3 Great Examples of how ASICs and FPGAs are used as Accelerators
Fast inverse square root, blazing fast regex pattern matching, matrix arithmetic and more...
In this article,
I’ll first loosely define what an accelerator is and the scale on which the effectiveness of devices are measured.
Then examine three real-world examples of hardware acceleration and the design patterns that power them.
Power, Performance and Area (PPA)
Let’s start with the proverbial PPA chart. In the world of hardware design, there's a fundamental trade-off that engineers constantly wrestle with:
Power: How much energy does it consume to operate?
Performance: How fast can it get the job done?
Area/Cost: How much silicon real estate (and therefore money) does it take to fabricate? and how hard is it to make the system or is it even feasible?
Whether you're building a general-purpose CPU, a GPU, or a hyper-specialized ASIC, your design will ultimately be judged on this scale. The “true north” for any chip designer is achieving maximum performance with minimal power and area.
Why build accelerators?
One pattern that emerges over and over again in both human behavior and engineering is, when a task is repeated over-and-over again, someone will eventually build a tool to make it faster. Just as construction workers don’t rely on hand saws when they can use power tools, software engineers and hardware designers don’t keep performing the same slow computations in general-purpose environments if they can offload them to something more efficient.
Also, the term “accelerator” is not limited to hardware. As an obsessive gamer in the 90s and 00s, one software accelerator that caught our imagination was the Fast Inverse Square Root.
In 3D games, like Quake, it was required to compute 1/√x repeatedly for each point to determine lighting and reflections on surfaces. On early Intel processors, doing this calculation through repeated division operations was very slow. John Carmack famously replaced this code with the Fast Inverse Square Root, which was discovered by Quake III Arena fans when id software made the game open-source. This is the Gamer’s Accelerator.

3 Hardware Design Patterns that Accelerate
1. High-Speed Regular Expression Pattern Matching
In cybersecurity, devices known as networks firewalls perform deep packet inspection (DPI) on packets flowing over the network to detect malicious payloads and sensitive data leaks such as SSNs and credit card numbers.
The set of signatures to be identified are turned into regular expressions using deterministic and non-deterministic finite automata (DFA and NFA). For instance, suppose you are searching for patterns:
abb
aabb
baaab
These patterns can be combined into the regular expression (a|b)*(abb|a+b)

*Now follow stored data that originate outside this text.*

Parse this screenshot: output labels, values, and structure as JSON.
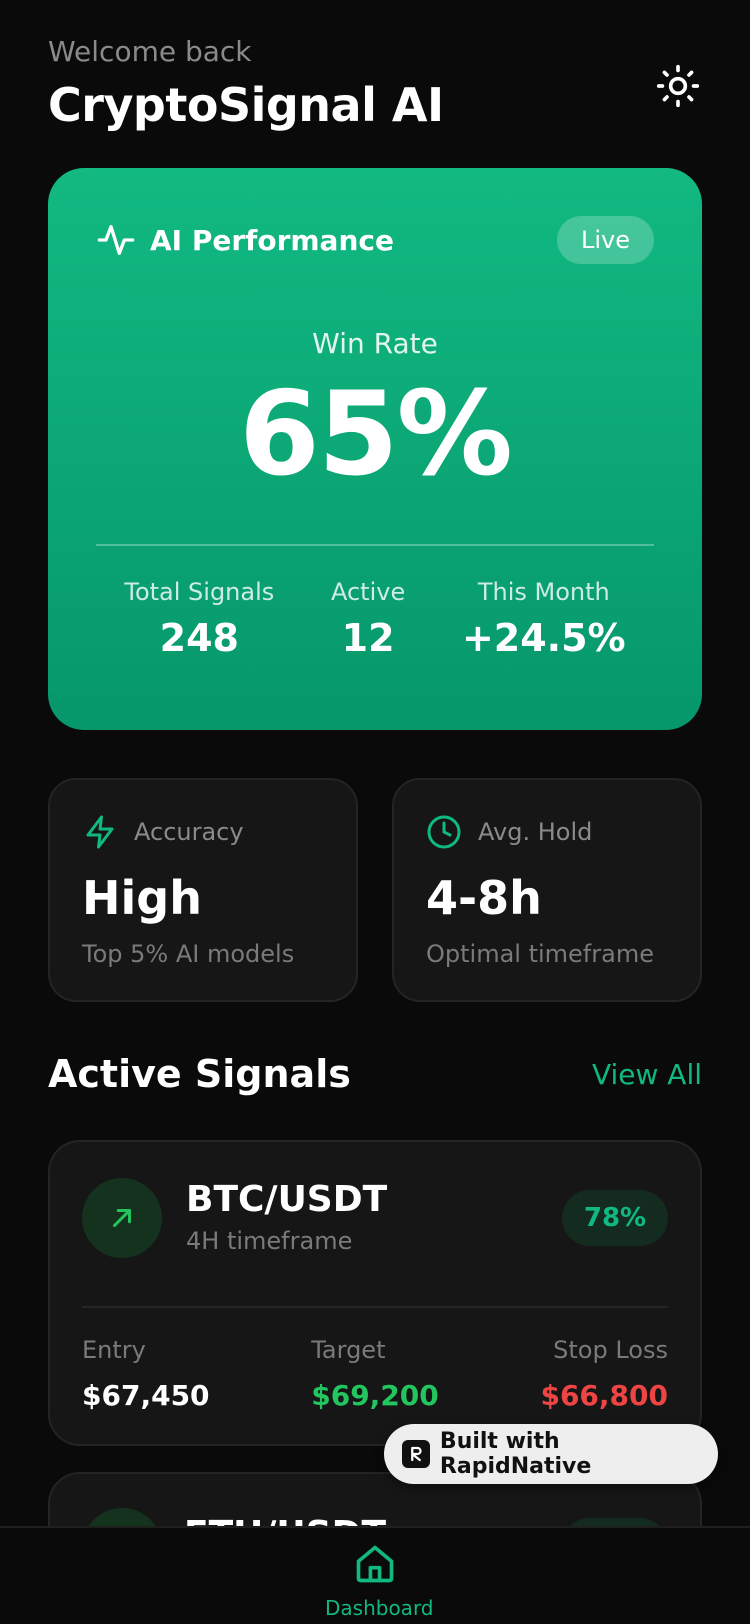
{
  "header": {
    "welcome": "Welcome back",
    "title": "CryptoSignal AI"
  },
  "performance": {
    "title": "AI Performance",
    "badge": "Live",
    "win_rate_label": "Win Rate",
    "win_rate_value": "65%",
    "stats": [
      {
        "label": "Total Signals",
        "value": "248"
      },
      {
        "label": "Active",
        "value": "12"
      },
      {
        "label": "This Month",
        "value": "+24.5%"
      }
    ]
  },
  "cards": {
    "accuracy": {
      "label": "Accuracy",
      "value": "High",
      "sub": "Top 5% AI models"
    },
    "hold": {
      "label": "Avg. Hold",
      "value": "4-8h",
      "sub": "Optimal timeframe"
    }
  },
  "signals_section": {
    "title": "Active Signals",
    "view_all": "View All",
    "items": [
      {
        "pair": "BTC/USDT",
        "timeframe": "4H timeframe",
        "confidence": "78%",
        "entry_label": "Entry",
        "entry": "$67,450",
        "target_label": "Target",
        "target": "$69,200",
        "stop_label": "Stop Loss",
        "stop": "$66,800"
      },
      {
        "pair": "ETH/USDT"
      }
    ]
  },
  "built_with": "Built with RapidNative",
  "nav": {
    "dashboard": "Dashboard"
  },
  "colors": {
    "accent": "#10b981",
    "green": "#22c55e",
    "red": "#ef4444",
    "background": "#0a0a0a",
    "card": "#161616"
  },
  "icons": {
    "theme": "sun-icon",
    "performance": "activity-pulse-icon",
    "accuracy": "lightning-bolt-icon",
    "hold": "clock-icon",
    "signal": "arrow-up-right-icon",
    "nav": "home-icon",
    "brand": "rapidnative-logo-icon"
  }
}
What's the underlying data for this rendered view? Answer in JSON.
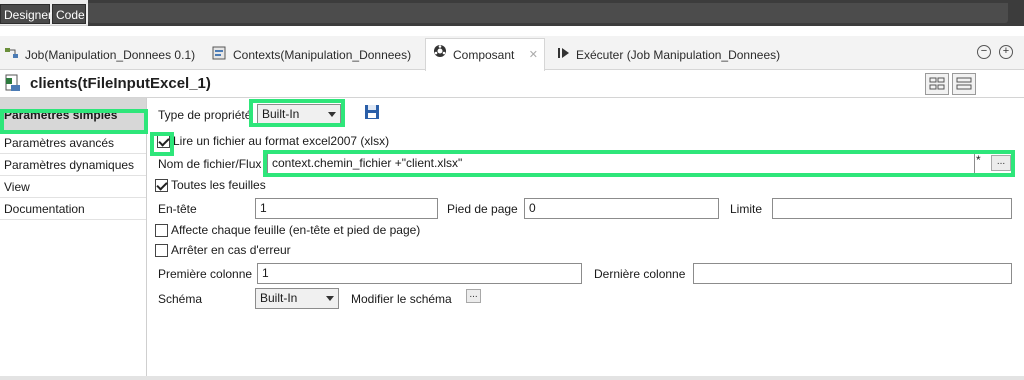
{
  "top_tabs": {
    "designer": "Designer",
    "code": "Code"
  },
  "view_tabs": [
    {
      "label": "Job(Manipulation_Donnees 0.1)",
      "icon": "job-icon"
    },
    {
      "label": "Contexts(Manipulation_Donnees)",
      "icon": "contexts-icon"
    },
    {
      "label": "Composant",
      "icon": "component-gear-icon"
    },
    {
      "label": "Exécuter (Job Manipulation_Donnees)",
      "icon": "run-icon"
    }
  ],
  "component": {
    "title": "clients(tFileInputExcel_1)",
    "icon": "excel-file-icon"
  },
  "sidebar": {
    "items": [
      {
        "label": "Paramètres simples",
        "active": true
      },
      {
        "label": "Paramètres avancés"
      },
      {
        "label": "Paramètres dynamiques"
      },
      {
        "label": "View"
      },
      {
        "label": "Documentation"
      }
    ]
  },
  "form": {
    "property_type_label": "Type de propriété",
    "property_type_value": "Built-In",
    "excel2007_label": "Lire un fichier au format excel2007 (xlsx)",
    "excel2007_checked": true,
    "filename_label": "Nom de fichier/Flux",
    "filename_value": "context.chemin_fichier +\"client.xlsx\"",
    "filename_marker": "*",
    "browse_label": "...",
    "all_sheets_label": "Toutes les feuilles",
    "all_sheets_checked": true,
    "header_label": "En-tête",
    "header_value": "1",
    "footer_label": "Pied de page",
    "footer_value": "0",
    "limit_label": "Limite",
    "limit_value": "",
    "affect_sheet_label": "Affecte chaque feuille (en-tête et pied de page)",
    "stop_on_error_label": "Arrêter en cas d'erreur",
    "first_column_label": "Première colonne",
    "first_column_value": "1",
    "last_column_label": "Dernière colonne",
    "last_column_value": "",
    "schema_label": "Schéma",
    "schema_value": "Built-In",
    "edit_schema_label": "Modifier le schéma",
    "edit_schema_button": "..."
  },
  "colors": {
    "highlight": "#2ee67a",
    "active_nav": "#d7d7d7",
    "topbar_dark": "#3c3c3c"
  }
}
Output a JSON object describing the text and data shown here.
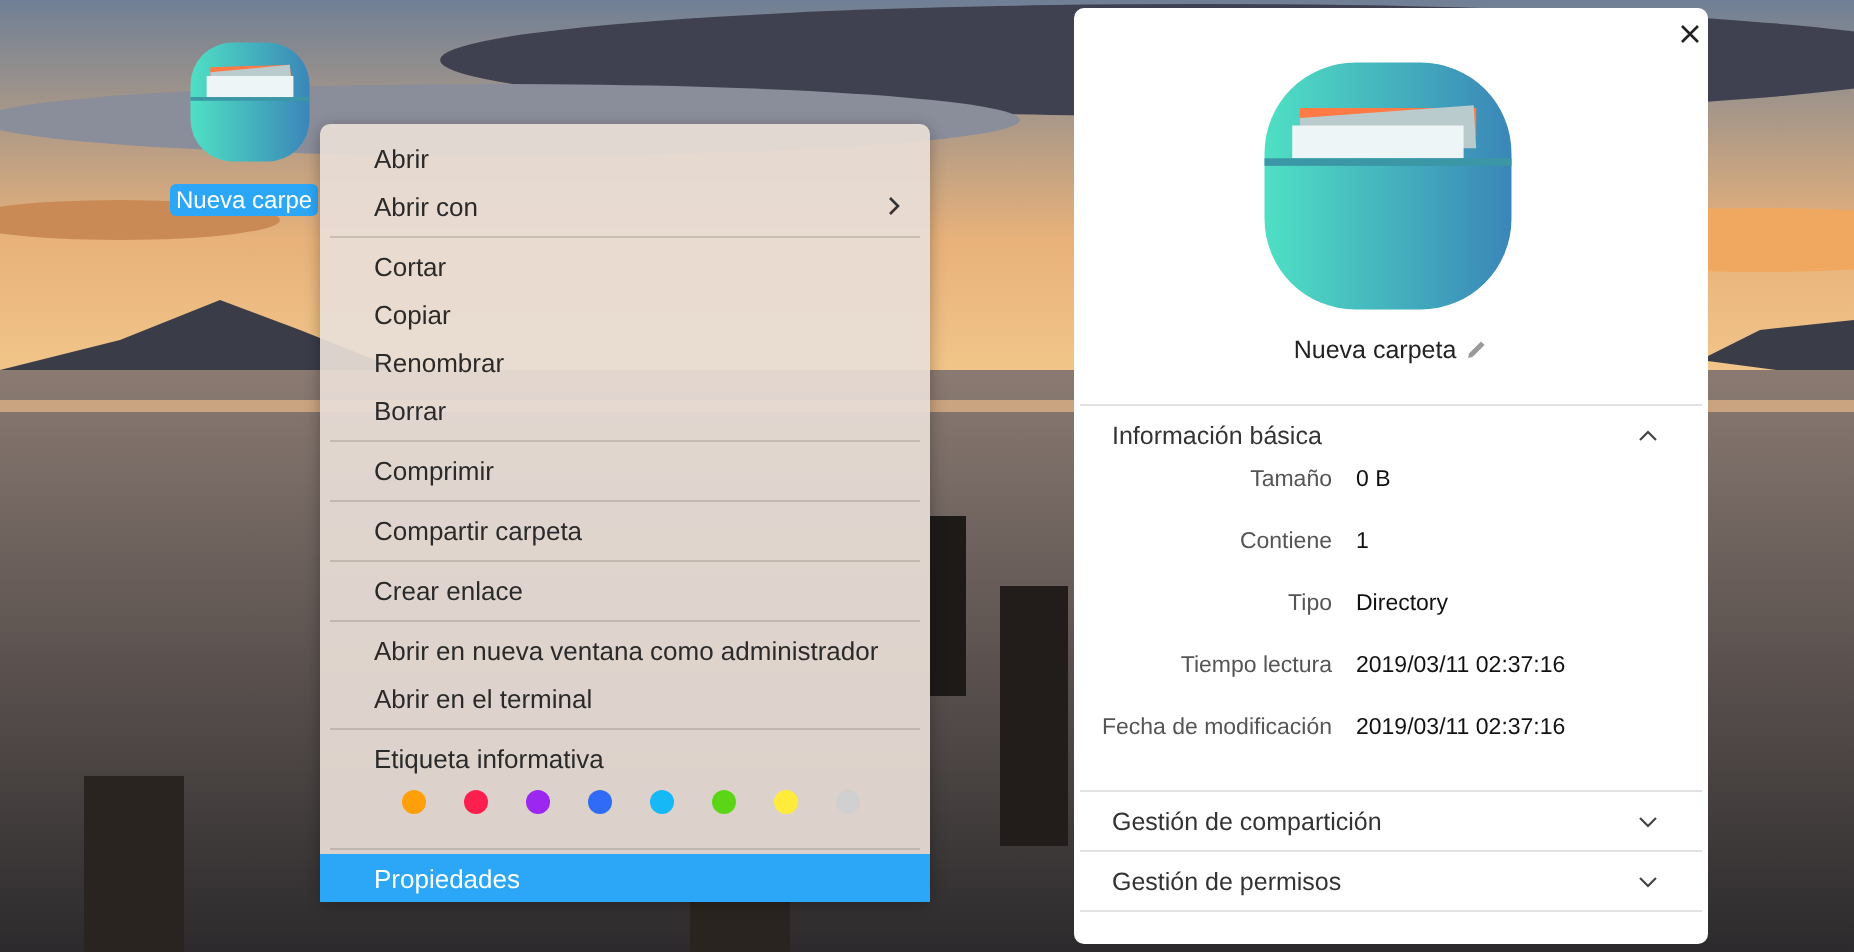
{
  "desktop": {
    "icons": [
      {
        "label": "Nueva carpe",
        "selected": true
      }
    ]
  },
  "context_menu": {
    "groups": [
      {
        "items": [
          {
            "label": "Abrir",
            "kind": "item",
            "selected": false
          },
          {
            "label": "Abrir con",
            "kind": "submenu",
            "selected": false
          }
        ]
      },
      {
        "items": [
          {
            "label": "Cortar",
            "kind": "item",
            "selected": false
          },
          {
            "label": "Copiar",
            "kind": "item",
            "selected": false
          },
          {
            "label": "Renombrar",
            "kind": "item",
            "selected": false
          },
          {
            "label": "Borrar",
            "kind": "item",
            "selected": false
          }
        ]
      },
      {
        "items": [
          {
            "label": "Comprimir",
            "kind": "item",
            "selected": false
          }
        ]
      },
      {
        "items": [
          {
            "label": "Compartir carpeta",
            "kind": "item",
            "selected": false
          }
        ]
      },
      {
        "items": [
          {
            "label": "Crear enlace",
            "kind": "item",
            "selected": false
          }
        ]
      },
      {
        "items": [
          {
            "label": "Abrir en nueva ventana como administrador",
            "kind": "item",
            "selected": false
          },
          {
            "label": "Abrir en el terminal",
            "kind": "item",
            "selected": false
          }
        ]
      },
      {
        "items": [
          {
            "label": "Etiqueta informativa",
            "kind": "tags",
            "selected": false,
            "tags": [
              {
                "color": "#ff9f0a"
              },
              {
                "color": "#ff1f4f"
              },
              {
                "color": "#9c27f0"
              },
              {
                "color": "#2f6bf5"
              },
              {
                "color": "#16b8f5"
              },
              {
                "color": "#5bd616"
              },
              {
                "color": "#ffeb3b"
              },
              {
                "color": "#d0d0d0"
              }
            ]
          }
        ]
      },
      {
        "items": [
          {
            "label": "Propiedades",
            "kind": "item",
            "selected": true
          }
        ]
      }
    ]
  },
  "properties": {
    "name": "Nueva carpeta",
    "sections": [
      {
        "title": "Información básica",
        "expanded": true,
        "rows": [
          {
            "label": "Tamaño",
            "value": "0 B"
          },
          {
            "label": "Contiene",
            "value": "1"
          },
          {
            "label": "Tipo",
            "value": "Directory"
          },
          {
            "label": "Tiempo lectura",
            "value": "2019/03/11 02:37:16"
          },
          {
            "label": "Fecha de modificación",
            "value": "2019/03/11 02:37:16"
          }
        ]
      },
      {
        "title": "Gestión de compartición",
        "expanded": false
      },
      {
        "title": "Gestión de permisos",
        "expanded": false
      }
    ]
  }
}
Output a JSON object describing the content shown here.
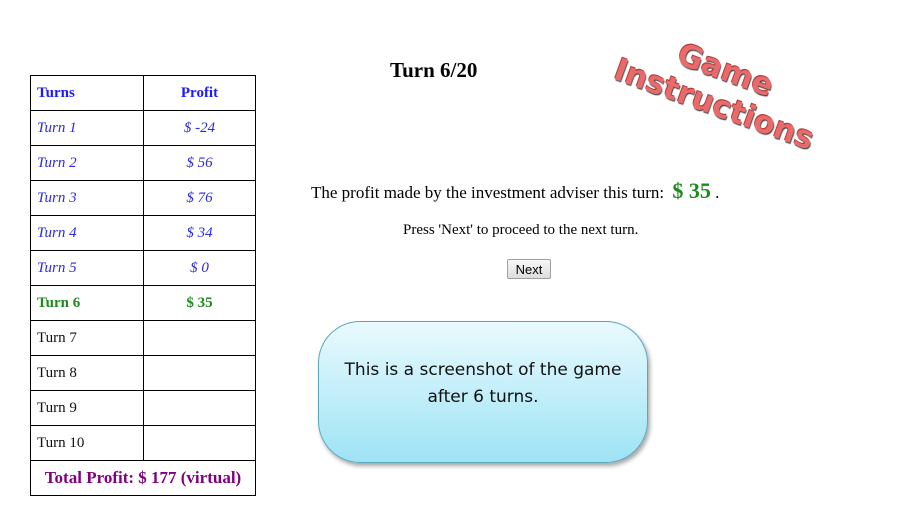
{
  "turns_table": {
    "headers": {
      "turn": "Turns",
      "profit": "Profit"
    },
    "past_rows": [
      {
        "turn": "Turn 1",
        "profit": "$ -24"
      },
      {
        "turn": "Turn 2",
        "profit": "$ 56"
      },
      {
        "turn": "Turn 3",
        "profit": "$ 76"
      },
      {
        "turn": "Turn 4",
        "profit": "$ 34"
      },
      {
        "turn": "Turn 5",
        "profit": "$ 0"
      }
    ],
    "current_row": {
      "turn": "Turn 6",
      "profit": "$ 35"
    },
    "future_rows": [
      {
        "turn": "Turn 7",
        "profit": ""
      },
      {
        "turn": "Turn 8",
        "profit": ""
      },
      {
        "turn": "Turn 9",
        "profit": ""
      },
      {
        "turn": "Turn 10",
        "profit": ""
      }
    ],
    "total": "Total Profit: $ 177 (virtual)"
  },
  "turn_counter": "Turn 6/20",
  "instructions": {
    "line1": "Game",
    "line2": "Instructions"
  },
  "profit_message": {
    "text": "The profit made by the investment adviser this turn:",
    "value": "$ 35",
    "suffix": "."
  },
  "next_hint": "Press 'Next' to proceed to the next turn.",
  "next_button": "Next",
  "callout": "This is a screenshot  of the game after 6 turns.",
  "colors": {
    "past": "#2b2be0",
    "current": "#1e8a1e",
    "total": "#800080",
    "instructions": "#e86a6a"
  }
}
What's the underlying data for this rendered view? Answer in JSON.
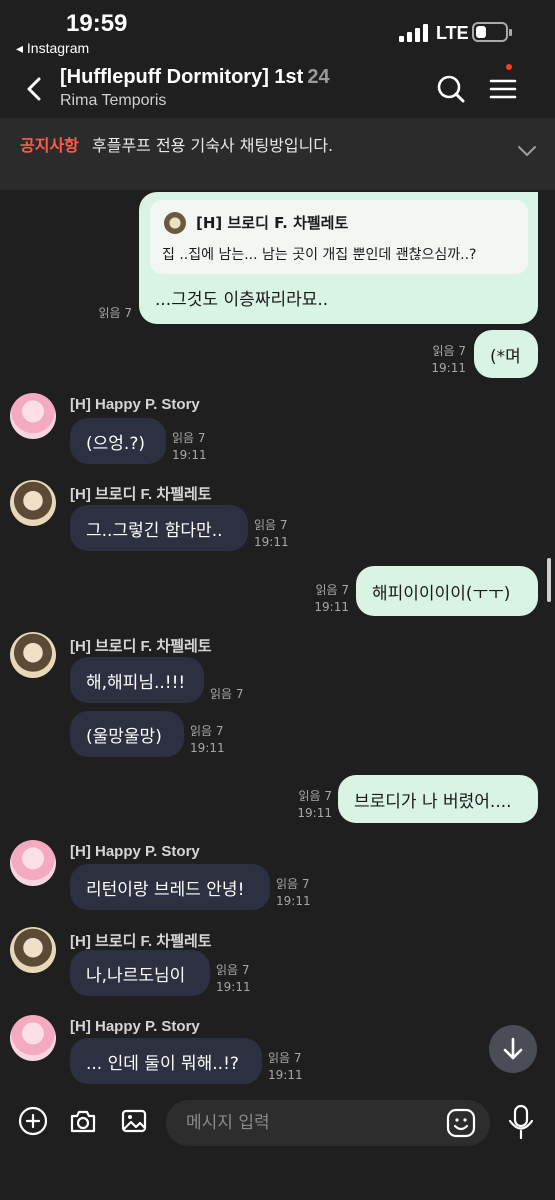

and when represented as a finite automata, it becomes the following state machine.
The firewall then maintains state for each individual user stream, using hash tables, and takes action if there is a match for any of these signatures. In a high throughput environment, such as a data center, there will be millions of concurrent traffic streams to manage.
Performing these hash calculations and pattern matches on every single packet is expensive. Purely software firewalls running on general-purpose processors will not scale beyond a certain bandwidth, say 20Gbps. Instead, an alternative is to offload such frequent computations to a FPGA, which can perform the same computation in a fraction of the time than software would take.1
Implementing such acceleration is now easily possible with services such as AWS F2 FPGA Instance. The system could be architected such that a pool of servers offload their most expensive computation to a single FPGA instance.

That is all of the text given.